By the time he was six years old, young Lexington had
grown into a most beautiful boy with long golden hair and
deep blue eyes the colour of cornflowers. He was bright and
cheerful, and already he was learning to help his old aunt in
all sorts of different ways around the property, collecting the
eggs from the chicken house, turning the handle of the butter
churn, digging up potatoes in the vegetable garden, and searching
for wild herbs on the side of the mountain. Soon, Aunt
Glosspan told herself, she would have to start thinking about
his education.
But she couldn’t bear the thought of sending him away to
school. She loved him so much now that it would kill her to
be parted from him for any length of time. There was, of
course, that village school down in the valley, but it was a
dreadful-looking place, and if she sent him there she just knew
they would start forcing him to eat meat the very first day he
arrived.
“You know what, my darling?” she said to him one day
when he was sitting on a stool in the kitchen watching her
make cheese. “I don’t really see why I shouldn’t give you your
lessons myself.”
The boy looked up at her with his large blue eyes, and
gave her a lovely trusting smile. “That would be nice,” he said.
“And the very first thing I should do would be to teach you
how to cook.”
“I think I would like that, Aunt Glosspan.”
“Whether you like it or not, you’re going to have to learn
some time,” she said. “Vegetarians like us don’t have nearly so
many foods to choose from as ordinary people, and therefore
they must learn to be doubly expert with what they have.”
“Aunt Glosspan,” the boy said, “what
do
ordinary people eat
that we don’t?”
“Animals,” she answered, tossing her head in disgust.
“You mean live animals?”
“No,” she said. “Dead ones.”
The boy considered this for a moment.
“You mean when they die they
eat
them instead of
burying
them?”
“They don’t wait for them to die, my pet.

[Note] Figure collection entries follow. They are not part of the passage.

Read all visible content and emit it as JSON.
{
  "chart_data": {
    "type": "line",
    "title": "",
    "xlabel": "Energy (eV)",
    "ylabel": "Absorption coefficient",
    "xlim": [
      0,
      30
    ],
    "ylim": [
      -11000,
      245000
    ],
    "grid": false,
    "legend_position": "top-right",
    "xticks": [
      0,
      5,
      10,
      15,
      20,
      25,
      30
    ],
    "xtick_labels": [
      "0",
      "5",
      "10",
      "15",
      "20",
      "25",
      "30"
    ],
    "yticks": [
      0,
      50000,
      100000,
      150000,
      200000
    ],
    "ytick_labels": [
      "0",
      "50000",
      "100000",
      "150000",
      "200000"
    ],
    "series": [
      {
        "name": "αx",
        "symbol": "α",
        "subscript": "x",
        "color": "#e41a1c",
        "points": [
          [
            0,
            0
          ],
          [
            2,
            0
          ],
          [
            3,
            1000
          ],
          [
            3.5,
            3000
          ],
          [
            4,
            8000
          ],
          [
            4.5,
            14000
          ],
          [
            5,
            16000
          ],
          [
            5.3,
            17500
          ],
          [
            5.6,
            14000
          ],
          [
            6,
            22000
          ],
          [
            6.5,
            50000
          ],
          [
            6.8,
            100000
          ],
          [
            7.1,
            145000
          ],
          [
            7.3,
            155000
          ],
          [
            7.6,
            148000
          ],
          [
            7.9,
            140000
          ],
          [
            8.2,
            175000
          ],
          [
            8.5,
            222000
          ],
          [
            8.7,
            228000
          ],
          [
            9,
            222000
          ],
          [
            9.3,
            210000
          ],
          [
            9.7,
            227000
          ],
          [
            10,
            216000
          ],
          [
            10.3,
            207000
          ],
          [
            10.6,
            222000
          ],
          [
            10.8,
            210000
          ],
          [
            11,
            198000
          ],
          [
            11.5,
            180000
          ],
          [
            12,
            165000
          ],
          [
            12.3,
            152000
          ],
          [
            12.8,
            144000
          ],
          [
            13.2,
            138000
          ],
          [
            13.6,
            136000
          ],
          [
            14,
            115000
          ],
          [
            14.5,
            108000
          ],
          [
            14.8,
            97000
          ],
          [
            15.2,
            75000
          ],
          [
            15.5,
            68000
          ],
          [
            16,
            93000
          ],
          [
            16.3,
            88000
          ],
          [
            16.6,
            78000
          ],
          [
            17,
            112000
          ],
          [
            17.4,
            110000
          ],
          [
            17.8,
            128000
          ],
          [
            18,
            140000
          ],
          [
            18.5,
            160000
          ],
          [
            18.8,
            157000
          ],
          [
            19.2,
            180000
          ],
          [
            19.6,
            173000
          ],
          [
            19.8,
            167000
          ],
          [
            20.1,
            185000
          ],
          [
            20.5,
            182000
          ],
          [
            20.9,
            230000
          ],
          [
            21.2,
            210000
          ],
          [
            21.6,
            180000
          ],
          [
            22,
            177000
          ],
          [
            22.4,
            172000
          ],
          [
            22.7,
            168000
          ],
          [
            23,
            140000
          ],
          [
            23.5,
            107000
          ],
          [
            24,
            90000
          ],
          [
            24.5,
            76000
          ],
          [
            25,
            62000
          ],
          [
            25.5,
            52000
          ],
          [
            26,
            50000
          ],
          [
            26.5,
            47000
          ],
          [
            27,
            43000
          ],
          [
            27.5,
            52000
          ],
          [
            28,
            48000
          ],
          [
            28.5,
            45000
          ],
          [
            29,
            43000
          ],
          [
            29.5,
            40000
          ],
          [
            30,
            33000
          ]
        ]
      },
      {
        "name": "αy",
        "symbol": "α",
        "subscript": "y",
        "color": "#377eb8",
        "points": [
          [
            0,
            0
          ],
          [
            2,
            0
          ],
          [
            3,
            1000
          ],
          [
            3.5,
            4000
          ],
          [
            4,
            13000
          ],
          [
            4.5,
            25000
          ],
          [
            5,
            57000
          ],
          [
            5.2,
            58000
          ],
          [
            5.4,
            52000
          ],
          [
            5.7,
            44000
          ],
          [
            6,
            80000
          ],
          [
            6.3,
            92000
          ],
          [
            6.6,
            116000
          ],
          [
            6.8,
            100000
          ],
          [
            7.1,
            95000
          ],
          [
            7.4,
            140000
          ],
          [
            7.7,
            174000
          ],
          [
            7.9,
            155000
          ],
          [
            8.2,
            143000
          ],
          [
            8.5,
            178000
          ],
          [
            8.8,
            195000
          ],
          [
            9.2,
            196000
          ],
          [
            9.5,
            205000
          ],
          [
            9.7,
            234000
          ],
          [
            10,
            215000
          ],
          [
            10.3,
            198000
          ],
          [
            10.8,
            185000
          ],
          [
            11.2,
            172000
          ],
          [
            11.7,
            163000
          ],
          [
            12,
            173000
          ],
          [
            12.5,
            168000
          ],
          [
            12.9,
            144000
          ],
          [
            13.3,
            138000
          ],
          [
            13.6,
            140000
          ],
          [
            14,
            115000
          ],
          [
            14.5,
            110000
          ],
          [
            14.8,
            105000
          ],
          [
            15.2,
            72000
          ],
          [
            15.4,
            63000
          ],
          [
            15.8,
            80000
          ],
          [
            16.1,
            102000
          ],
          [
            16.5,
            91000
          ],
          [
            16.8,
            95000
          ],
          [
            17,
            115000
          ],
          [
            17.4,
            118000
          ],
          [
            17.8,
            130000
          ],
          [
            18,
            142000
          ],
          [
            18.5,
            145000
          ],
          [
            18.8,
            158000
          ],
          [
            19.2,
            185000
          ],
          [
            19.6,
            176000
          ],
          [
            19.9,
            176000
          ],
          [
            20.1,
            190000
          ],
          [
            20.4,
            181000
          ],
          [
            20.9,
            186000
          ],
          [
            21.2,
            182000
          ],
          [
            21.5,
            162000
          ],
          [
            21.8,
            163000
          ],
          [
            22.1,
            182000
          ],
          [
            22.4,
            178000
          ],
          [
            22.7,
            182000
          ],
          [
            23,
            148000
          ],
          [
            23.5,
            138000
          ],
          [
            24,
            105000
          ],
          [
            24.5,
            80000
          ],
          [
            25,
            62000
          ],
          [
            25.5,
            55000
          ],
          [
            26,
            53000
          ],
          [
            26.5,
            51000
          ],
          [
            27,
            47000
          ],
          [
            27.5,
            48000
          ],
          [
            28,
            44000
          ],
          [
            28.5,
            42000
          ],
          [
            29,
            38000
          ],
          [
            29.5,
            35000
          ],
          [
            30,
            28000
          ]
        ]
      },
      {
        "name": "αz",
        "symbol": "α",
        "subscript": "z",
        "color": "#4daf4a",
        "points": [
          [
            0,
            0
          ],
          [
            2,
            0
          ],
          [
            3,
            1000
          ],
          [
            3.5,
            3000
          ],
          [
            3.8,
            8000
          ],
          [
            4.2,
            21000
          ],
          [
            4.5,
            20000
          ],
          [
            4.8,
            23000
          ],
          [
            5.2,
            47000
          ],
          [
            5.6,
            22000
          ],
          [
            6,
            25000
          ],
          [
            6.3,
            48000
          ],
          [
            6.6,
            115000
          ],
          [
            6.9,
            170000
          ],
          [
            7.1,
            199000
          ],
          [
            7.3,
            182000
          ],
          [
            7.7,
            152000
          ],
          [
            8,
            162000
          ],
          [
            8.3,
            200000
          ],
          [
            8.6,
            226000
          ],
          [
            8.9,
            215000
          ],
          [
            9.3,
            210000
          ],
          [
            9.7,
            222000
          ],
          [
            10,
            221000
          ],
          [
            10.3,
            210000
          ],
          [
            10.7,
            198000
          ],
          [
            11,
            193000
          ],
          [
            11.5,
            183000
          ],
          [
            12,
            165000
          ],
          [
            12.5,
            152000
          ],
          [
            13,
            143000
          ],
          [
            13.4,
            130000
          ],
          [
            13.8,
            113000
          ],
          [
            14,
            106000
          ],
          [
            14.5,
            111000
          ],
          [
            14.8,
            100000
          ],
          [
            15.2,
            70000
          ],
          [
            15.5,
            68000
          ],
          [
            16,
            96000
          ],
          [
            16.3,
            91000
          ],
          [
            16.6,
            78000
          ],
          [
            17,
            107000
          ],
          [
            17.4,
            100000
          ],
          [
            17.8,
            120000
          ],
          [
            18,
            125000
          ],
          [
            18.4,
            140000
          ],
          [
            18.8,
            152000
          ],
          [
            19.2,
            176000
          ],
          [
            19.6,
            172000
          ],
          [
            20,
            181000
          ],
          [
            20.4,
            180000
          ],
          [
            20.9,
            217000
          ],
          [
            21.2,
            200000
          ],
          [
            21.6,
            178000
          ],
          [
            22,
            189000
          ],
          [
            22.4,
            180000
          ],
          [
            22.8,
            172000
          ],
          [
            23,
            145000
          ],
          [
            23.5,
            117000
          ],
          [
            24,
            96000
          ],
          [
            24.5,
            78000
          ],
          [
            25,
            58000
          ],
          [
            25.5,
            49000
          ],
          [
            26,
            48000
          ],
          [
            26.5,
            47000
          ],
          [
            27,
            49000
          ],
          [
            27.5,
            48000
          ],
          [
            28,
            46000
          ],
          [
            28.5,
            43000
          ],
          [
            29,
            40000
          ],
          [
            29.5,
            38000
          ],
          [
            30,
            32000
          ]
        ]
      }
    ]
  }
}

They kill them.”
“How do they kill them, Aunt Glosspan?”
“They usually slit their throats with a knife.”
“But what
kind
of animals?”
“Cows and pigs mostly, and sheep.”
“Cows!” the boy cried. “You mean like Daisy and Snowdrop
and Lily?”
“Exactly, my dear.”
“But
how
do they eat them, Aunt Glosspan?”
“They cut them up into bits and they cook the bits. They
like it best when it’s all red and bloody and sticking to the
bones. They love to eat lumps of cow’s flesh with the blood
oozing out of it.”
“Pigs too?”
“They adore pigs.”
“Lumps of bloody pig’s meat,” the boy said. “Imagine that.
What else do they eat, Aunt Glosspan?”
“Chickens.”
“Chickens!”
“Millions of them.”
“Feathers and all?”
“No, dear, not the feathers. Now run along outside and get
Aunt Glosspan a bunch of chives, will you, my darling?”
Shortly after that, the lessons began. They covered five
subjects, reading, writing, geography, arithmetic, and cooking,
but the latter was by far the most popular with both teacher
and pupil. In fact, it very soon became apparent that young
Lexington possessed a truly remarkable talent in this direction.
He was a born cook. He was dextrous and quick. He could
handle his pans like a juggler. He could slice a single potato
into twenty paper-thin slivers in less time than it took his aunt
to peel it. His palate was exquisitely sensitive, and he could
taste a pot of strong onion soup and immediately detect the
presence of a single tiny leaf of sage. In so young a boy, all
this was a bit bewildering to Aunt Glosspan, and to tell the
truth she didn’t quite know what to make of it. But she was
proud as proud could be, all the same, and predicted a brilliant
future for the child.
“What a mercy it is,” she said, “that I have such a wonderful
little fellow to look after me in my dotage.” And a couple of
years later, she retired from the kitchen for good, leaving
Lexington in sole charge of all household cooking. The boy
was now ten years old, and Aunt Glosspan was nearly eighty.